Safe havens offer hope for Yangtze River dolphins
UNIVERSITY Professor Yu Daoping knows the ins and outs of the Yangtze River dolphin, having dissected more than 200 corpses of the finless porpoise over the past 20 years.
When not teaching, Yu works as chief consultant at the newly opened Xijiang River Finless Porpoise Rescue Center in Anqing City, east China’s Anhui Province, tracking the cause of death among the 25-million-year-old species.
“Dead dolphins salvaged from the Yangtze had no food in their stomachs, and scars from wounds covered their bodies,” he said of a recent find.
Starvation and boat motors are the biggest threat to the endangered species, he said.
The Anqing Fishery Bureau recently transported five wounded porpoises to the Xijiang River, a 10-kilometer section of the Yangtze, and helped establish the rescue center.
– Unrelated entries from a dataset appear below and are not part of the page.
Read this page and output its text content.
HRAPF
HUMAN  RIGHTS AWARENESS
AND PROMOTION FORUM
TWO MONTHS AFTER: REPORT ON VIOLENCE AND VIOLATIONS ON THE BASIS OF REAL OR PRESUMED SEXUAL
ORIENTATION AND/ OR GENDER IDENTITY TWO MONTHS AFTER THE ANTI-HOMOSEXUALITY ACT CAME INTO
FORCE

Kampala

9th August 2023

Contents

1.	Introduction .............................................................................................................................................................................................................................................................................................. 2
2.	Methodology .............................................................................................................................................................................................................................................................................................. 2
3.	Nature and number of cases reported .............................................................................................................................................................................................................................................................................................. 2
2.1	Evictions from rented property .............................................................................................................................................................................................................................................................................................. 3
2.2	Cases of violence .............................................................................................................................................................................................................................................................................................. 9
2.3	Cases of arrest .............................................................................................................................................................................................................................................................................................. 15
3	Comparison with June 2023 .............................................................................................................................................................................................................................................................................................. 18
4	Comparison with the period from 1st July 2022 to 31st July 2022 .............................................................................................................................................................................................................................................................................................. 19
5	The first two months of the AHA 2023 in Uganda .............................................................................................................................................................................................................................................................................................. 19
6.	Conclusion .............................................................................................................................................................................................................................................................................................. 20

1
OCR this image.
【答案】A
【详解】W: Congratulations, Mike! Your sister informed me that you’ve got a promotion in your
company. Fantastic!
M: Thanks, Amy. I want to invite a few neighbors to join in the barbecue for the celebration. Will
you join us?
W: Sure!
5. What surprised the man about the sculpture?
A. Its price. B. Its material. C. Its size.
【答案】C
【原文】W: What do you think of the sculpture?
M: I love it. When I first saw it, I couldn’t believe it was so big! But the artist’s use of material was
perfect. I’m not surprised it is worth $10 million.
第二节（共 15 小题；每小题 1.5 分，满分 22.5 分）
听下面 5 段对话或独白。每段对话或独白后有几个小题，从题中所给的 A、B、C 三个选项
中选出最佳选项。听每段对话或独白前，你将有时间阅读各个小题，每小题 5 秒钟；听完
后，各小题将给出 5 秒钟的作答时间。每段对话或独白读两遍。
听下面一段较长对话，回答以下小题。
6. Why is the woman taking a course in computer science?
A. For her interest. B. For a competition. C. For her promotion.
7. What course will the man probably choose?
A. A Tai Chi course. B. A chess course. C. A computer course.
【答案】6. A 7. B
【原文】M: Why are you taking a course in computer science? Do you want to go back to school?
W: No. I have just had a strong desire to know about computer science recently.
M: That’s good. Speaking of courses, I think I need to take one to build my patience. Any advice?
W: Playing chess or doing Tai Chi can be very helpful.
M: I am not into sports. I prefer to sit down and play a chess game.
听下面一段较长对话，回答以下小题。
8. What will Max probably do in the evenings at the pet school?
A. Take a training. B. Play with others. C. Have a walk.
As the Yangtze, the longest river in China, has been turned into a busy shipping waterway and a hydrological power source for hundreds of reservoirs, animal activists have warned that the finless porpoises might die out within 10 to 15 years, if tough steps are not taken.
There are only about 1,040 finless porpoises in the Yangtze and two lakes linked to it, according to a 2012 survey by the Ministry of Agriculture, the Chinese Academy of Sciences and World Wildlife Fund.
However, they are considered “functionally extinct,” because water dams and shipping have restricted their movement and the population is too small for the species to reproduce.
Jiang Zeqiu, an official with the Anqing Fishery Bureau, said the city authority hoped to turn Xijiang River into a haven for the dolphins.
However, the government-funded rescue center is facing an uncertain future.
The center, which has teamed up with the Research Institute of Freshwater Ecology of the Anqing Normal Institute to carry out protection work, is not yet a formal government establishment, with steady financing and staff. Just two people provided by the fishery bureau manage its work.
Similar rescue centers have also been along the Yangtze in the cities of Zhenjiang and Nanjiang in east China’s Jiangsu Province, and in Yueyang, Hunan Province.
On October 14, the Ministry of Agriculture issued a Yangtze finless porpoise protection notice urging local authorities to implement the most restrictive protection measures possible.
Rescuers will move dolphins to safe havens whenever they are found in the wild, it said.